TPCK is an irreversible inhibitor of chymotrypsin. Also inhibits some cysteine proteases such as caspase, papain, bromelain or ficin.[1] It does not inhibit trypsin or zymogens.
TPCK is observed covalently bound in the active site of Caspase 3 in the crystal structure of the complex solved in 2010.[2] The chloromethyl group reacts with the active site cysteine to form a covalent bond with the loss of the chlorine.
TPCK is chosen for the chemical labelling of active histidine in enzyme analysis. The phenylalanine moiety is bound to the enzyme because of specificity for aromatic amino acid residues at the active site (as in chymotrypsin, in which it binds to the Histidine-57 residue in the active site).[3]

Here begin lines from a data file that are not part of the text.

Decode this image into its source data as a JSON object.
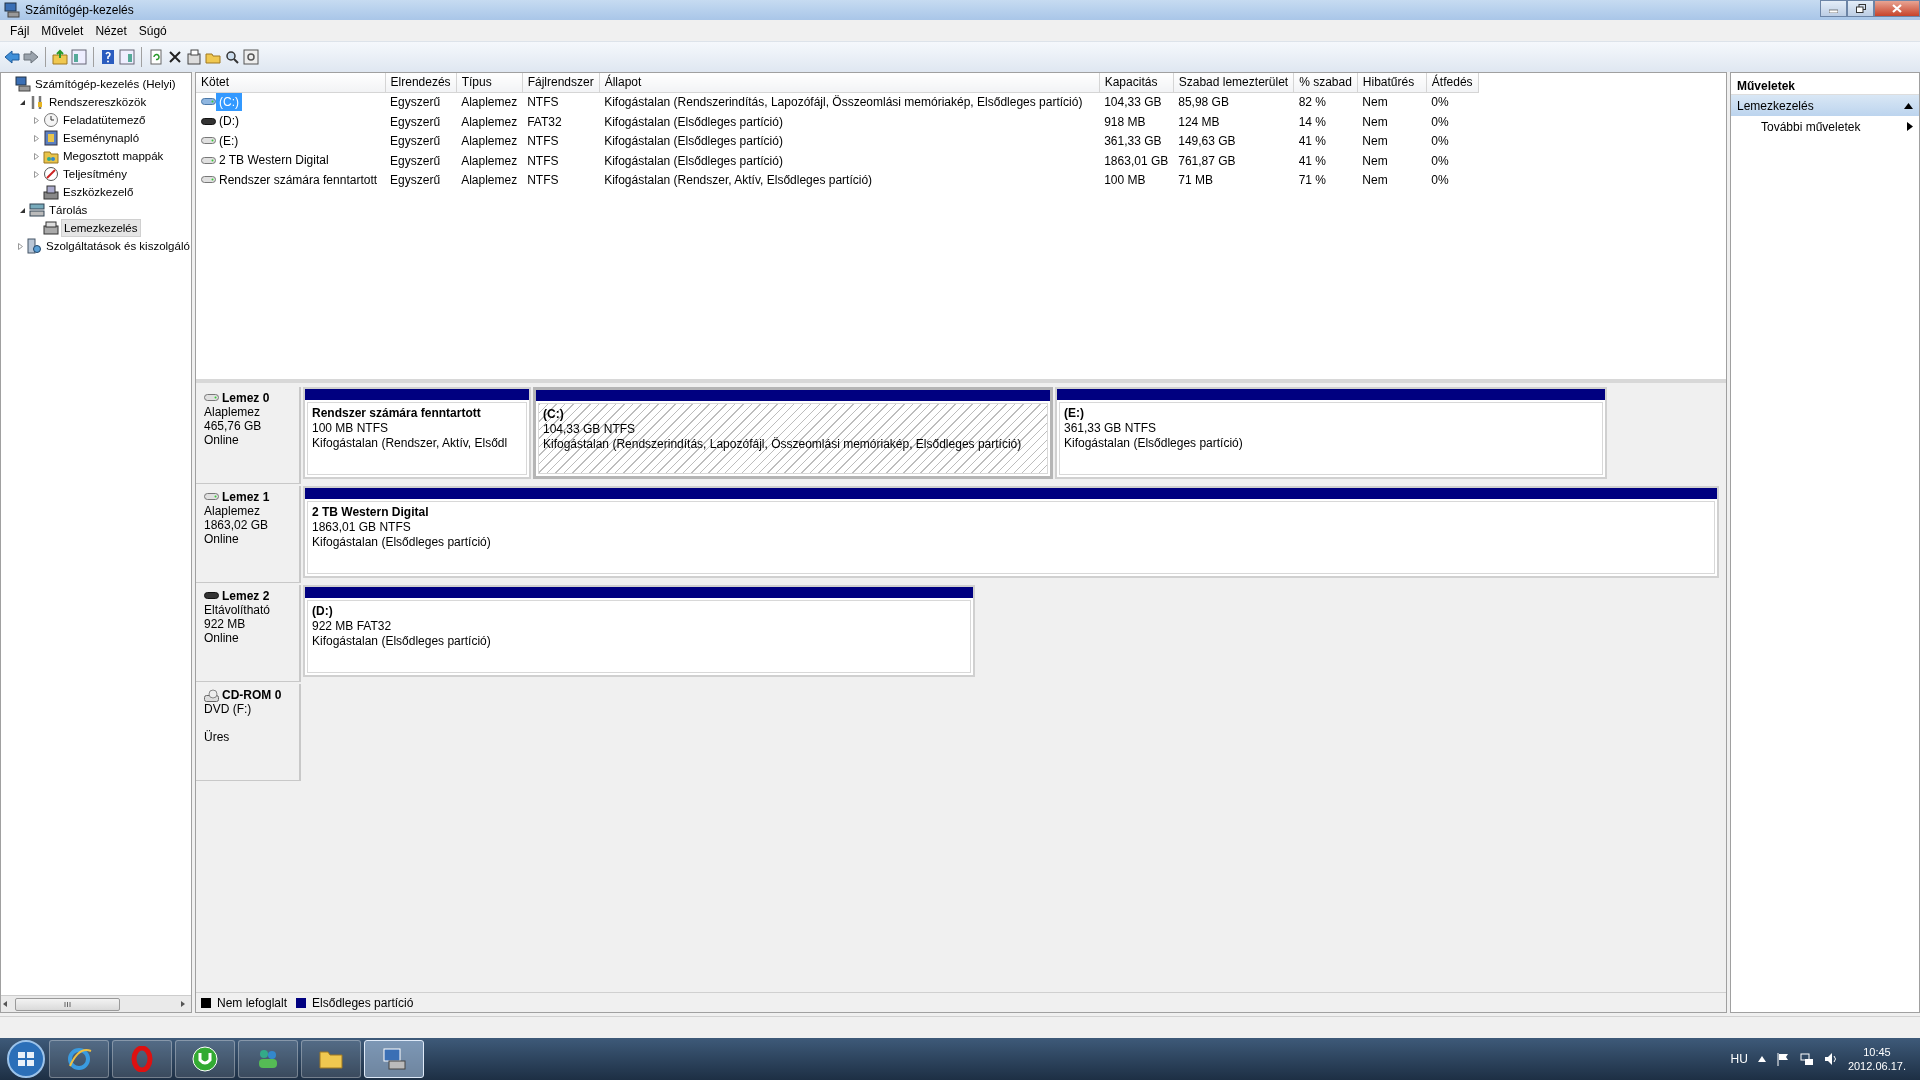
{
  "window": {
    "title": "Számítógép-kezelés"
  },
  "menu": [
    "Fájl",
    "Művelet",
    "Nézet",
    "Súgó"
  ],
  "tree": [
    {
      "label": "Számítógép-kezelés (Helyi)",
      "kind": "computer",
      "selected": false,
      "children": [
        {
          "label": "Rendszereszközök",
          "kind": "tools",
          "selected": false,
          "expanded": true,
          "children": [
            {
              "label": "Feladatütemező",
              "kind": "clock",
              "selected": false,
              "expanded": false
            },
            {
              "label": "Eseménynapló",
              "kind": "log",
              "selected": false,
              "expanded": false
            },
            {
              "label": "Megosztott mappák",
              "kind": "share",
              "selected": false,
              "expanded": false
            },
            {
              "label": "Teljesítmény",
              "kind": "perf",
              "selected": false,
              "expanded": false
            },
            {
              "label": "Eszközkezelő",
              "kind": "devices",
              "selected": false
            }
          ]
        },
        {
          "label": "Tárolás",
          "kind": "storage",
          "selected": false,
          "expanded": true,
          "children": [
            {
              "label": "Lemezkezelés",
              "kind": "diskmgmt",
              "selected": true
            }
          ]
        },
        {
          "label": "Szolgáltatások és kiszolgáló",
          "kind": "services",
          "selected": false,
          "expanded": false
        }
      ]
    }
  ],
  "table": {
    "columns": [
      "Kötet",
      "Elrendezés",
      "Típus",
      "Fájlrendszer",
      "Állapot",
      "Kapacitás",
      "Szabad lemezterület",
      "% szabad",
      "Hibatűrés",
      "Átfedés"
    ],
    "rows": [
      {
        "kind": "system",
        "selected": true,
        "cells": [
          "(C:)",
          "Egyszerű",
          "Alaplemez",
          "NTFS",
          "Kifogástalan (Rendszerindítás, Lapozófájl, Összeomlási memóriakép, Elsődleges partíció)",
          "104,33 GB",
          "85,98 GB",
          "82 %",
          "Nem",
          "0%"
        ]
      },
      {
        "kind": "removable",
        "selected": false,
        "cells": [
          "(D:)",
          "Egyszerű",
          "Alaplemez",
          "FAT32",
          "Kifogástalan (Elsődleges partíció)",
          "918 MB",
          "124 MB",
          "14 %",
          "Nem",
          "0%"
        ]
      },
      {
        "kind": "basic",
        "selected": false,
        "cells": [
          "(E:)",
          "Egyszerű",
          "Alaplemez",
          "NTFS",
          "Kifogástalan (Elsődleges partíció)",
          "361,33 GB",
          "149,63 GB",
          "41 %",
          "Nem",
          "0%"
        ]
      },
      {
        "kind": "basic",
        "selected": false,
        "cells": [
          "2 TB Western Digital",
          "Egyszerű",
          "Alaplemez",
          "NTFS",
          "Kifogástalan (Elsődleges partíció)",
          "1863,01 GB",
          "761,87 GB",
          "41 %",
          "Nem",
          "0%"
        ]
      },
      {
        "kind": "basic",
        "selected": false,
        "cells": [
          "Rendszer számára fenntartott",
          "Egyszerű",
          "Alaplemez",
          "NTFS",
          "Kifogástalan (Rendszer, Aktív, Elsődleges partíció)",
          "100 MB",
          "71 MB",
          "71 %",
          "Nem",
          "0%"
        ]
      }
    ]
  },
  "disks": [
    {
      "kind": "basic",
      "name": "Lemez 0",
      "type": "Alaplemez",
      "size": "465,76 GB",
      "status": "Online",
      "partitions": [
        {
          "name": "Rendszer számára fenntartott",
          "size": "100 MB NTFS",
          "status": "Kifogástalan (Rendszer, Aktív, Elsődl",
          "selected": false
        },
        {
          "name": "(C:)",
          "size": "104,33 GB NTFS",
          "status": "Kifogástalan (Rendszerindítás, Lapozófájl, Összeomlási memóriakép, Elsődleges partíció)",
          "selected": true
        },
        {
          "name": "(E:)",
          "size": "361,33 GB NTFS",
          "status": "Kifogástalan (Elsődleges partíció)",
          "selected": false
        }
      ]
    },
    {
      "kind": "basic",
      "name": "Lemez 1",
      "type": "Alaplemez",
      "size": "1863,02 GB",
      "status": "Online",
      "partitions": [
        {
          "name": "2 TB Western Digital",
          "size": "1863,01 GB NTFS",
          "status": "Kifogástalan (Elsődleges partíció)",
          "selected": false
        }
      ]
    },
    {
      "kind": "removable",
      "name": "Lemez 2",
      "type": "Eltávolítható",
      "size": "922 MB",
      "status": "Online",
      "partitions": [
        {
          "name": "(D:)",
          "size": "922 MB FAT32",
          "status": "Kifogástalan (Elsődleges partíció)",
          "selected": false
        }
      ]
    },
    {
      "kind": "cdrom",
      "name": "CD-ROM 0",
      "type": "DVD (F:)",
      "status": "Üres"
    }
  ],
  "legend": [
    {
      "label": "Nem lefoglalt",
      "color": "#000000"
    },
    {
      "label": "Elsődleges partíció",
      "color": "#000080"
    }
  ],
  "actions": {
    "title": "Műveletek",
    "sections": [
      {
        "label": "Lemezkezelés",
        "expanded": true,
        "items": [
          "További műveletek"
        ]
      }
    ]
  },
  "taskbar": {
    "apps": [
      {
        "kind": "globe",
        "selected": false
      },
      {
        "kind": "ring",
        "selected": false
      },
      {
        "kind": "utorrent",
        "selected": false
      },
      {
        "kind": "people",
        "selected": false
      },
      {
        "kind": "folder",
        "selected": false
      },
      {
        "kind": "computer",
        "selected": true
      }
    ],
    "language": "HU",
    "time": "10:45",
    "date": "2012.06.17."
  }
}
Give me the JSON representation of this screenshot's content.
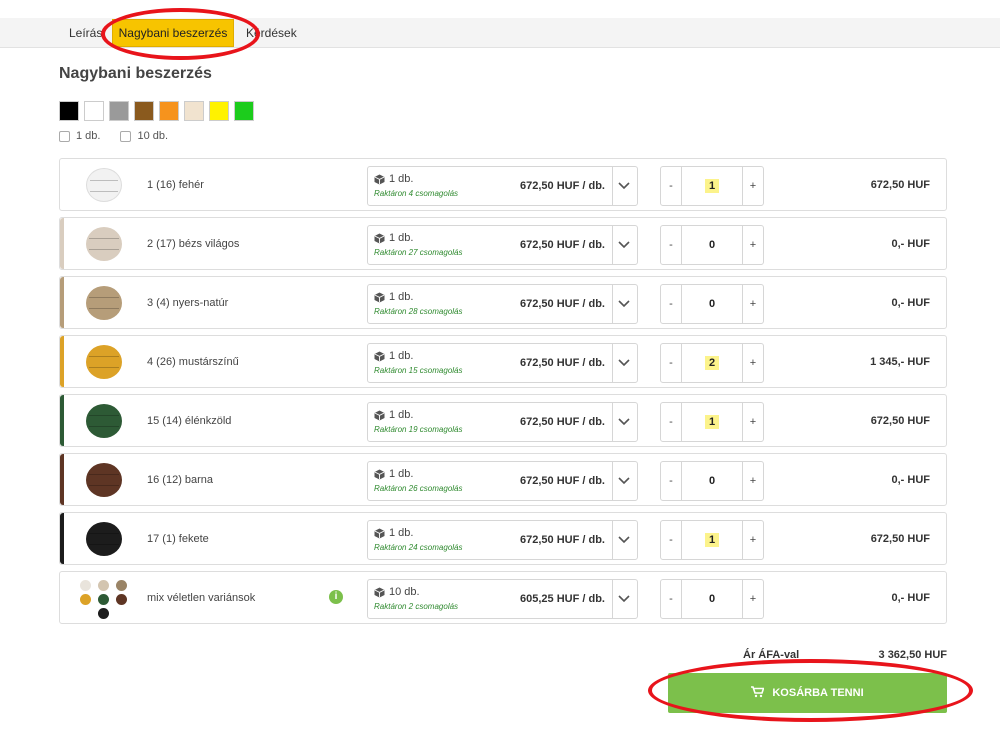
{
  "tabs": [
    {
      "label": "Leírás"
    },
    {
      "label": "Nagybani beszerzés"
    },
    {
      "label": "Kérdések"
    }
  ],
  "section_title": "Nagybani beszerzés",
  "colors": {
    "active_tab": "#f7c400",
    "cart_button": "#7cc04b",
    "stock_text": "#2f8a2f",
    "highlight_qty": "#fcf38b",
    "annotation": "#e8141b"
  },
  "swatches": [
    "#000000",
    "#ffffff",
    "#9a9a9a",
    "#8a5a1e",
    "#f6931d",
    "#f1e3cf",
    "#fff200",
    "#1ccc1c"
  ],
  "package_filters": [
    {
      "label": "1 db."
    },
    {
      "label": "10 db."
    }
  ],
  "products": [
    {
      "name": "1 (16) fehér",
      "color": "#f2f2f2",
      "pack_qty": "1 db.",
      "stock": "Raktáron 4 csomagolás",
      "price": "672,50 HUF / db.",
      "qty": "1",
      "total": "672,50 HUF"
    },
    {
      "name": "2 (17) bézs világos",
      "color": "#d9cdbf",
      "pack_qty": "1 db.",
      "stock": "Raktáron 27 csomagolás",
      "price": "672,50 HUF / db.",
      "qty": "0",
      "total": "0,- HUF"
    },
    {
      "name": "3 (4) nyers-natúr",
      "color": "#b69d79",
      "pack_qty": "1 db.",
      "stock": "Raktáron 28 csomagolás",
      "price": "672,50 HUF / db.",
      "qty": "0",
      "total": "0,- HUF"
    },
    {
      "name": "4 (26) mustárszínű",
      "color": "#dca227",
      "pack_qty": "1 db.",
      "stock": "Raktáron 15 csomagolás",
      "price": "672,50 HUF / db.",
      "qty": "2",
      "total": "1 345,- HUF"
    },
    {
      "name": "15 (14) élénkzöld",
      "color": "#2d5a35",
      "pack_qty": "1 db.",
      "stock": "Raktáron 19 csomagolás",
      "price": "672,50 HUF / db.",
      "qty": "1",
      "total": "672,50 HUF"
    },
    {
      "name": "16 (12) barna",
      "color": "#5e3524",
      "pack_qty": "1 db.",
      "stock": "Raktáron 26 csomagolás",
      "price": "672,50 HUF / db.",
      "qty": "0",
      "total": "0,- HUF"
    },
    {
      "name": "17 (1) fekete",
      "color": "#1c1c1c",
      "pack_qty": "1 db.",
      "stock": "Raktáron 24 csomagolás",
      "price": "672,50 HUF / db.",
      "qty": "1",
      "total": "672,50 HUF"
    },
    {
      "name": "mix véletlen variánsok",
      "color": "",
      "pack_qty": "10 db.",
      "stock": "Raktáron 2 csomagolás",
      "price": "605,25 HUF / db.",
      "qty": "0",
      "total": "0,- HUF"
    }
  ],
  "mix_colors": [
    "#e9e4dc",
    "#d3c5b0",
    "#9a8466",
    "#dca227",
    "#2d5a35",
    "#5e3524",
    "#1c1c1c"
  ],
  "icons": {
    "package": "package-icon",
    "dropdown": "chevron-down-icon",
    "info": "info-icon",
    "cart": "cart-icon"
  },
  "stepper": {
    "minus": "-",
    "plus": "+"
  },
  "info_symbol": "i",
  "summary": {
    "label": "Ár ÁFA-val",
    "value": "3 362,50 HUF"
  },
  "cart_button": {
    "label": "KOSÁRBA TENNI"
  }
}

TPCK-treated trypsin is used to improve infection yield in laboratory tissue culture of some wild virus isolates that are not well-adapted to growth in vitro, such as some low-pathogenic avian influenza strains or fresh clinical isolates of SARS-CoV-2. The trypsin performs the maturation cleavage of the viral envelope proteins efficiently.